The last point has particular teeth. Formulas don’t require much explanation: Have wallet cards printed if you like, and call it a day. Subjective systems demand the hard work, devotion of time, and one-on-one meetings throughout the firm to consistently communicate what behaviors are rewarded and penalized, who makes those assessments, and how. The aim is obviously maximal transparency, understanding that the moment you opt for including almost any subjective ingredient you have introduced a bit of opacity.

But back to the fallacious belief that managing compensation takes you a long way towards managing everything at the firm, period. Type A’s require more than money to feel included, valuable, inspired, and challenged.

Roger Martin, Dean of the Rotman School of Management at the University of Toronto from 1998 to 2013 and author of several impressive business books, writes in a recent Harvard Business Review piece (The 3 Simple Rules of Managing Top Talent):

The general view in business is that top-end talent is highly sensitive to and motivated by compensation and that big monetary rewards are key to their management. There is a grain of truth to this — but only a grain. In my 36-year career, I haven’t met a single person truly at the top end of the talent distribution who is highly motivated by compensation. Not one.

Sure, I’ve met lots of successful people who are highly motivated by compensation: CEOs who pump up the perceived value of their company to sell it, hedge fund managers who destroy companies for short-term gain, investment bankers who get their clients to acquire companies they shouldn’t to earn big fees, consultants who sell their clients work that they don’t need, and me-first athletes who poison their teams.

But none are the kind of top-end talent who make their organization great for a sustained period.

Martin condenses his career’s worth of experience with the question, “What Do High Performers Want?” (my words, not his) into three precepts:

  • Treat them as individuals, not members of a group
  • Provide continuous opportunity, and
  • Pat them on the back.

You might think (I admit I was tempted….) that telling senior partners or practice group leaders or members of your executive committee that being part of such an exalted group is their reward, but they actually want more; they want you to treat them as specific, distinct, unique individuals. Martin gives the example of an executive sufficiently senior to be entitled to unlimited paternity leave who asks for permission to take same and Martin replies—mistakenly, he later rues—that “sure, because you’re a Global Account Manager, at that level you can do it.” His GAM friend proceeds to walk off, “sullen.”

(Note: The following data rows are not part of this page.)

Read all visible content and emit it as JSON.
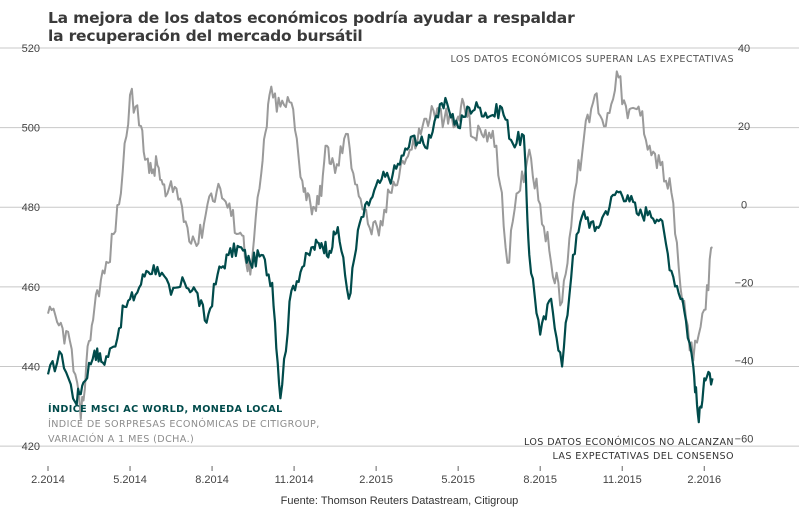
{
  "title_line1": "La mejora de los datos económicos podría ayudar a respaldar",
  "title_line2": "la recuperación del mercado bursátil",
  "source": "Fuente: Thomson Reuters Datastream, Citigroup",
  "colors": {
    "msci": "#004b4b",
    "citi": "#9a9a9a",
    "grid": "#c8c8c8",
    "text": "#444444"
  },
  "chart_data": {
    "type": "line",
    "left_axis": {
      "range": [
        415,
        520
      ],
      "ticks": [
        420,
        440,
        460,
        480,
        500,
        520
      ]
    },
    "right_axis": {
      "range": [
        -67,
        40
      ],
      "ticks": [
        "-60",
        "-40",
        "-20",
        "0",
        "20",
        "40"
      ]
    },
    "x_axis": {
      "range": [
        0,
        25.6
      ],
      "tick_positions": [
        0,
        3,
        6,
        9,
        12,
        15,
        18,
        21,
        24
      ],
      "tick_labels": [
        "2.2014",
        "5.2014",
        "8.2014",
        "11.2014",
        "2.2015",
        "5.2015",
        "8.2015",
        "11.2015",
        "2.2016"
      ]
    },
    "grid": "horizontal",
    "annotations": {
      "top": "LOS DATOS ECONÓMICOS SUPERAN LAS EXPECTATIVAS",
      "bottom_1": "LOS DATOS ECONÓMICOS NO ALCANZAN",
      "bottom_2": "LAS EXPECTATIVAS DEL CONSENSO",
      "legend_1": "ÍNDICE MSCI AC WORLD, MONEDA LOCAL",
      "legend_2": "ÍNDICE DE SORPRESAS ECONÓMICAS DE CITIGROUP,",
      "legend_3": "VARIACIÓN A 1 MES (DCHA.)"
    },
    "series": [
      {
        "name": "ÍNDICE MSCI AC WORLD, MONEDA LOCAL",
        "axis": "left",
        "x": [
          0,
          0.5,
          1,
          1.3,
          1.7,
          2,
          2.4,
          2.8,
          3.2,
          3.6,
          4,
          4.5,
          5,
          5.4,
          5.8,
          6.2,
          6.6,
          7,
          7.4,
          7.8,
          8.2,
          8.5,
          8.9,
          9.3,
          9.7,
          10,
          10.3,
          10.6,
          11,
          11.4,
          11.8,
          12.2,
          12.6,
          13,
          13.4,
          13.8,
          14.2,
          14.6,
          15,
          15.4,
          15.8,
          16.2,
          16.6,
          17,
          17.4,
          17.6,
          18,
          18.4,
          18.8,
          19.2,
          19.6,
          20,
          20.4,
          20.8,
          21.2,
          21.6,
          22,
          22.4,
          22.8,
          23.2,
          23.6,
          23.8,
          24,
          24.3
        ],
        "y": [
          438,
          443,
          431,
          436,
          444,
          441,
          445,
          455,
          458,
          464,
          465,
          458,
          461,
          459,
          451,
          463,
          468,
          470,
          466,
          468,
          461,
          432,
          459,
          465,
          470,
          471,
          469,
          475,
          457,
          476,
          482,
          487,
          488,
          493,
          498,
          495,
          503,
          506,
          500,
          505,
          505,
          503,
          505,
          496,
          498,
          468,
          448,
          457,
          440,
          468,
          479,
          474,
          479,
          484,
          483,
          478,
          479,
          477,
          464,
          457,
          440,
          426,
          437,
          437
        ]
      },
      {
        "name": "ÍNDICE DE SORPRESAS ECONÓMICAS DE CITIGROUP, VARIACIÓN A 1 MES (DCHA.)",
        "axis": "right",
        "x": [
          0,
          0.4,
          0.8,
          1.2,
          1.5,
          1.8,
          2.2,
          2.6,
          3,
          3.4,
          3.7,
          4,
          4.3,
          4.7,
          5.1,
          5.5,
          5.9,
          6.3,
          6.7,
          7.1,
          7.4,
          7.8,
          8.1,
          8.5,
          8.9,
          9.3,
          9.6,
          9.9,
          10.2,
          10.5,
          10.9,
          11.3,
          11.7,
          12.1,
          12.5,
          12.9,
          13.3,
          13.7,
          14.1,
          14.5,
          14.9,
          15.2,
          15.6,
          16,
          16.4,
          16.8,
          17.2,
          17.6,
          18,
          18.4,
          18.8,
          19.2,
          19.6,
          20,
          20.4,
          20.8,
          21.2,
          21.6,
          22,
          22.4,
          22.8,
          23.2,
          23.6,
          24,
          24.3
        ],
        "y": [
          -28,
          -31,
          -35,
          -55,
          -35,
          -22,
          -15,
          0,
          28,
          20,
          8,
          10,
          2,
          4,
          -6,
          -10,
          2,
          4,
          -3,
          -8,
          -18,
          8,
          28,
          25,
          26,
          6,
          0,
          0,
          15,
          8,
          18,
          5,
          -5,
          -8,
          3,
          10,
          14,
          20,
          24,
          22,
          20,
          26,
          17,
          19,
          15,
          -15,
          3,
          14,
          0,
          -15,
          -25,
          0,
          17,
          28,
          20,
          34,
          22,
          25,
          15,
          10,
          3,
          -25,
          -40,
          -27,
          -11
        ]
      }
    ]
  }
}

What gives? Didn’t the guy get exactly what he was asking for? Yes, but. Martin should have said, but did not, “of course, Rupert, if paternity leave is something important to you, by all means you have our full support.” Identical result, very different message.

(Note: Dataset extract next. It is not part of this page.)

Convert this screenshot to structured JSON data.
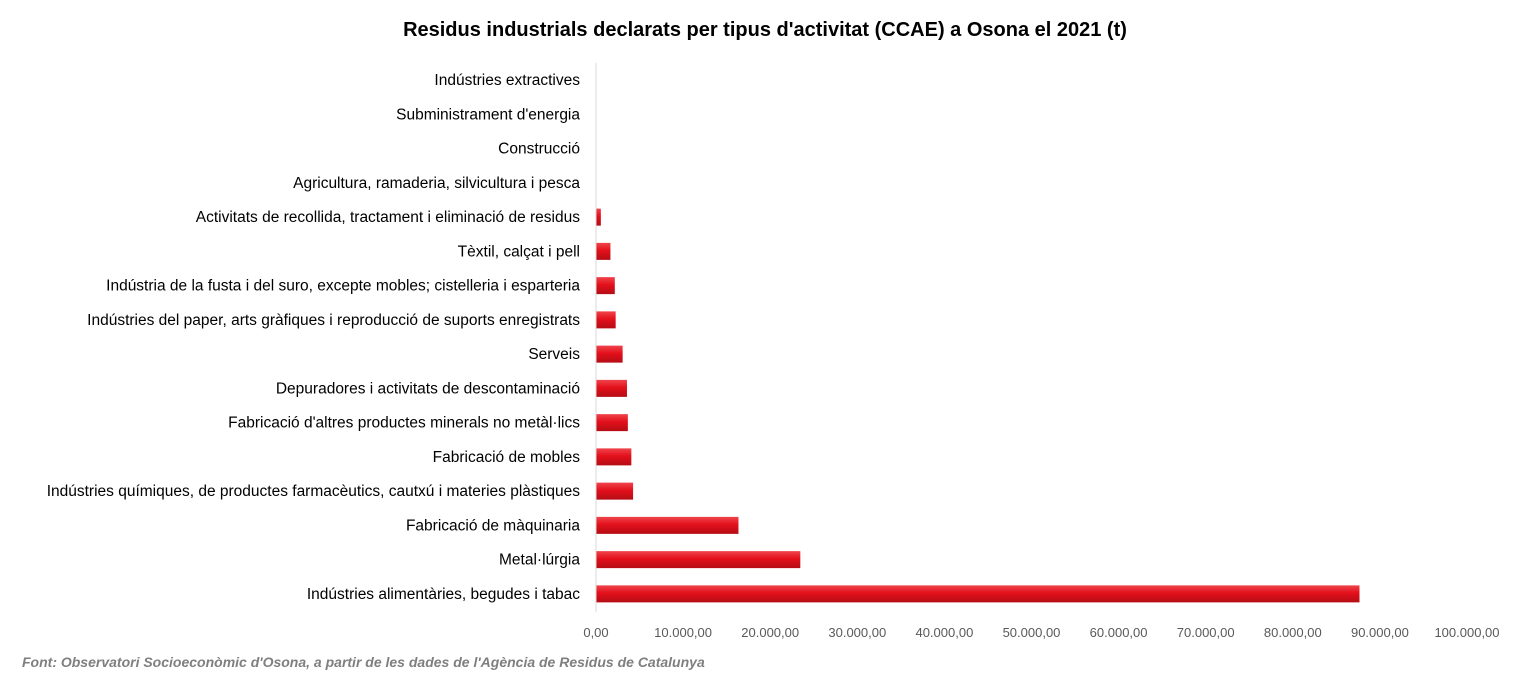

Opportunity. You may have encountered this dealing with the supposedly inscrutable Millennial’s. They want to take on ever-increasing challenges, and right now, please. If you can’t satisfy that, they’re out the door. But of course, this has never been and hopefully never will be true only of Millennial’s. (I confess I switched firms as a baby associate for precisely that reason.)

Of course this isn’t a counsel of professional irresponsibility on your part. The juniors you favor with challenges have to be up to it at with some plausible degree of confidence, and you will be careful only to do it in circumstances where they’re provided a preferably-subtle safety net. But do it you had better, at peril of losing a high-performer-in-the-making to your competitor down the street.

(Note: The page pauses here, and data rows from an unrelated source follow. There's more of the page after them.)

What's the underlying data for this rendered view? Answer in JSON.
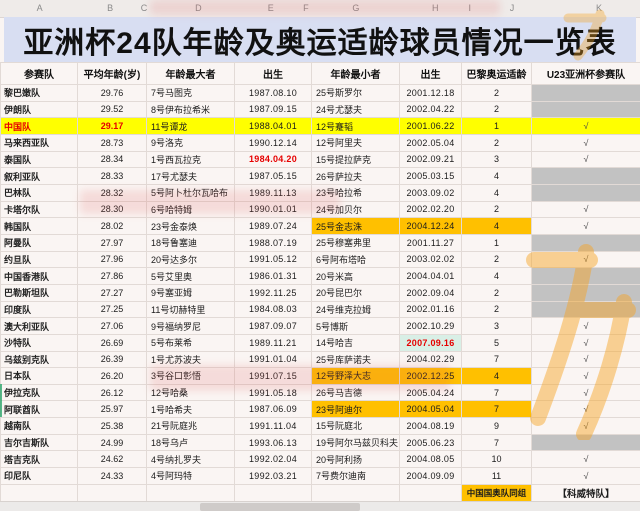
{
  "title": "亚洲杯24队年龄及奥运适龄球员情况一览表",
  "spreadsheet": {
    "column_letters": [
      "A",
      "B",
      "C",
      "D",
      "E",
      "F",
      "G",
      "H",
      "I",
      "J",
      "K"
    ],
    "letter_positions_pct": [
      6.2,
      17.2,
      22.5,
      31.0,
      42.3,
      47.8,
      55.6,
      68.0,
      73.4,
      80.0,
      93.6
    ]
  },
  "table": {
    "headers": [
      "参赛队",
      "平均年龄(岁)",
      "年龄最大者",
      "出生",
      "年龄最小者",
      "出生",
      "巴黎奥运适龄",
      "U23亚洲杯参赛队"
    ],
    "check_glyph": "√",
    "rows": [
      {
        "team": "黎巴嫩队",
        "avg": "29.76",
        "oldest": "7号马图克",
        "oldest_birth": "1987.08.10",
        "youngest": "25号斯罗尔",
        "youngest_birth": "2001.12.18",
        "paris": "2",
        "u23": false,
        "hl": {}
      },
      {
        "team": "伊朗队",
        "avg": "29.52",
        "oldest": "8号伊布拉希米",
        "oldest_birth": "1987.09.15",
        "youngest": "24号尤瑟夫",
        "youngest_birth": "2002.04.22",
        "paris": "2",
        "u23": false,
        "hl": {}
      },
      {
        "team": "中国队",
        "avg": "29.17",
        "oldest": "11号谭龙",
        "oldest_birth": "1988.04.01",
        "youngest": "12号蹇韬",
        "youngest_birth": "2001.06.22",
        "paris": "1",
        "u23": true,
        "hl": {
          "row": "yellow",
          "team": "red",
          "avg": "red"
        }
      },
      {
        "team": "马来西亚队",
        "avg": "28.73",
        "oldest": "9号洛克",
        "oldest_birth": "1990.12.14",
        "youngest": "12号阿里夫",
        "youngest_birth": "2002.05.04",
        "paris": "2",
        "u23": true,
        "hl": {}
      },
      {
        "team": "泰国队",
        "avg": "28.34",
        "oldest": "1号西瓦拉克",
        "oldest_birth": "1984.04.20",
        "youngest": "15号提拉萨克",
        "youngest_birth": "2002.09.21",
        "paris": "3",
        "u23": true,
        "hl": {
          "oldest_birth": "red"
        }
      },
      {
        "team": "叙利亚队",
        "avg": "28.33",
        "oldest": "17号尤瑟夫",
        "oldest_birth": "1987.05.15",
        "youngest": "26号萨拉夫",
        "youngest_birth": "2005.03.15",
        "paris": "4",
        "u23": false,
        "hl": {}
      },
      {
        "team": "巴林队",
        "avg": "28.32",
        "oldest": "5号阿卜杜尔瓦哈布",
        "oldest_birth": "1989.11.13",
        "youngest": "23号哈拉希",
        "youngest_birth": "2003.09.02",
        "paris": "4",
        "u23": false,
        "hl": {}
      },
      {
        "team": "卡塔尔队",
        "avg": "28.30",
        "oldest": "6号哈特姆",
        "oldest_birth": "1990.01.01",
        "youngest": "24号加贝尔",
        "youngest_birth": "2002.02.20",
        "paris": "2",
        "u23": true,
        "hl": {}
      },
      {
        "team": "韩国队",
        "avg": "28.02",
        "oldest": "23号金泰焕",
        "oldest_birth": "1989.07.24",
        "youngest": "25号金志洙",
        "youngest_birth": "2004.12.24",
        "paris": "4",
        "u23": true,
        "hl": {
          "youngest": "orange",
          "youngest_birth": "orange",
          "paris": "orange"
        }
      },
      {
        "team": "阿曼队",
        "avg": "27.97",
        "oldest": "18号鲁塞迪",
        "oldest_birth": "1988.07.19",
        "youngest": "25号穆塞弗里",
        "youngest_birth": "2001.11.27",
        "paris": "1",
        "u23": false,
        "hl": {}
      },
      {
        "team": "约旦队",
        "avg": "27.96",
        "oldest": "20号达多尔",
        "oldest_birth": "1991.05.12",
        "youngest": "6号阿布塔哈",
        "youngest_birth": "2003.02.02",
        "paris": "2",
        "u23": true,
        "hl": {}
      },
      {
        "team": "中国香港队",
        "avg": "27.86",
        "oldest": "5号艾里奥",
        "oldest_birth": "1986.01.31",
        "youngest": "20号米高",
        "youngest_birth": "2004.04.01",
        "paris": "4",
        "u23": false,
        "hl": {}
      },
      {
        "team": "巴勒斯坦队",
        "avg": "27.27",
        "oldest": "9号塞亚姆",
        "oldest_birth": "1992.11.25",
        "youngest": "20号昆巴尔",
        "youngest_birth": "2002.09.04",
        "paris": "2",
        "u23": false,
        "hl": {}
      },
      {
        "team": "印度队",
        "avg": "27.25",
        "oldest": "11号切赫特里",
        "oldest_birth": "1984.08.03",
        "youngest": "24号维克拉姆",
        "youngest_birth": "2002.01.16",
        "paris": "2",
        "u23": false,
        "hl": {}
      },
      {
        "team": "澳大利亚队",
        "avg": "27.06",
        "oldest": "9号福纳罗尼",
        "oldest_birth": "1987.09.07",
        "youngest": "5号博斯",
        "youngest_birth": "2002.10.29",
        "paris": "3",
        "u23": true,
        "hl": {}
      },
      {
        "team": "沙特队",
        "avg": "26.69",
        "oldest": "5号布莱希",
        "oldest_birth": "1989.11.21",
        "youngest": "14号哈吉",
        "youngest_birth": "2007.09.16",
        "paris": "5",
        "u23": true,
        "hl": {
          "youngest_birth": "redgreen"
        }
      },
      {
        "team": "乌兹别克队",
        "avg": "26.39",
        "oldest": "1号尤苏波夫",
        "oldest_birth": "1991.01.04",
        "youngest": "25号库萨诺夫",
        "youngest_birth": "2004.02.29",
        "paris": "7",
        "u23": true,
        "hl": {}
      },
      {
        "team": "日本队",
        "avg": "26.20",
        "oldest": "3号谷口彰悟",
        "oldest_birth": "1991.07.15",
        "youngest": "12号野泽大志",
        "youngest_birth": "2002.12.25",
        "paris": "4",
        "u23": true,
        "hl": {
          "youngest": "orange",
          "youngest_birth": "orange",
          "paris": "orange"
        }
      },
      {
        "team": "伊拉克队",
        "avg": "26.12",
        "oldest": "12号哈桑",
        "oldest_birth": "1991.05.18",
        "youngest": "26号马吉德",
        "youngest_birth": "2005.04.24",
        "paris": "7",
        "u23": true,
        "hl": {}
      },
      {
        "team": "阿联酋队",
        "avg": "25.97",
        "oldest": "1号哈希夫",
        "oldest_birth": "1987.06.09",
        "youngest": "23号阿迪尔",
        "youngest_birth": "2004.05.04",
        "paris": "7",
        "u23": true,
        "hl": {
          "youngest": "orange",
          "youngest_birth": "orange",
          "paris": "orange"
        }
      },
      {
        "team": "越南队",
        "avg": "25.38",
        "oldest": "21号阮庭兆",
        "oldest_birth": "1991.11.04",
        "youngest": "15号阮庭北",
        "youngest_birth": "2004.08.19",
        "paris": "9",
        "u23": true,
        "hl": {}
      },
      {
        "team": "吉尔吉斯队",
        "avg": "24.99",
        "oldest": "18号乌卢",
        "oldest_birth": "1993.06.13",
        "youngest": "19号阿尔马兹贝科夫",
        "youngest_birth": "2005.06.23",
        "paris": "7",
        "u23": false,
        "hl": {}
      },
      {
        "team": "塔吉克队",
        "avg": "24.62",
        "oldest": "4号纳扎罗夫",
        "oldest_birth": "1992.02.04",
        "youngest": "20号阿利扬",
        "youngest_birth": "2004.08.05",
        "paris": "10",
        "u23": true,
        "hl": {}
      },
      {
        "team": "印尼队",
        "avg": "24.33",
        "oldest": "4号阿玛特",
        "oldest_birth": "1992.03.21",
        "youngest": "7号费尔迪南",
        "youngest_birth": "2004.09.09",
        "paris": "11",
        "u23": true,
        "hl": {}
      }
    ],
    "footer": {
      "paris_note": "中国国奥队同组",
      "u23_note": "【科威特队】"
    }
  },
  "colors": {
    "title_bg": "#d8def2",
    "highlight_yellow": "#ffff00",
    "highlight_orange": "#ffc000",
    "highlight_green": "#d9efe6",
    "alert_red": "#e60000",
    "empty_gray": "#c2c2c2"
  }
}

Finally, praise and pats on the back. I have never forgotten the power of this in my own career, despite the episode I’m about to share with you having taken place over two decades ago. A more senior associate and I had just finished—with outstanding results—a months-long, complex, multifaceted matter where our client was universally acknowledged to be extremely difficult, and what did the senior partner who’d been in charge for those many months do? Told us to show up late to the office the next morning and he’d take us all to a lovely sushi restaurant. Unforgettable.

The lunch may have cost the firm $150, but it was an invaluable reward.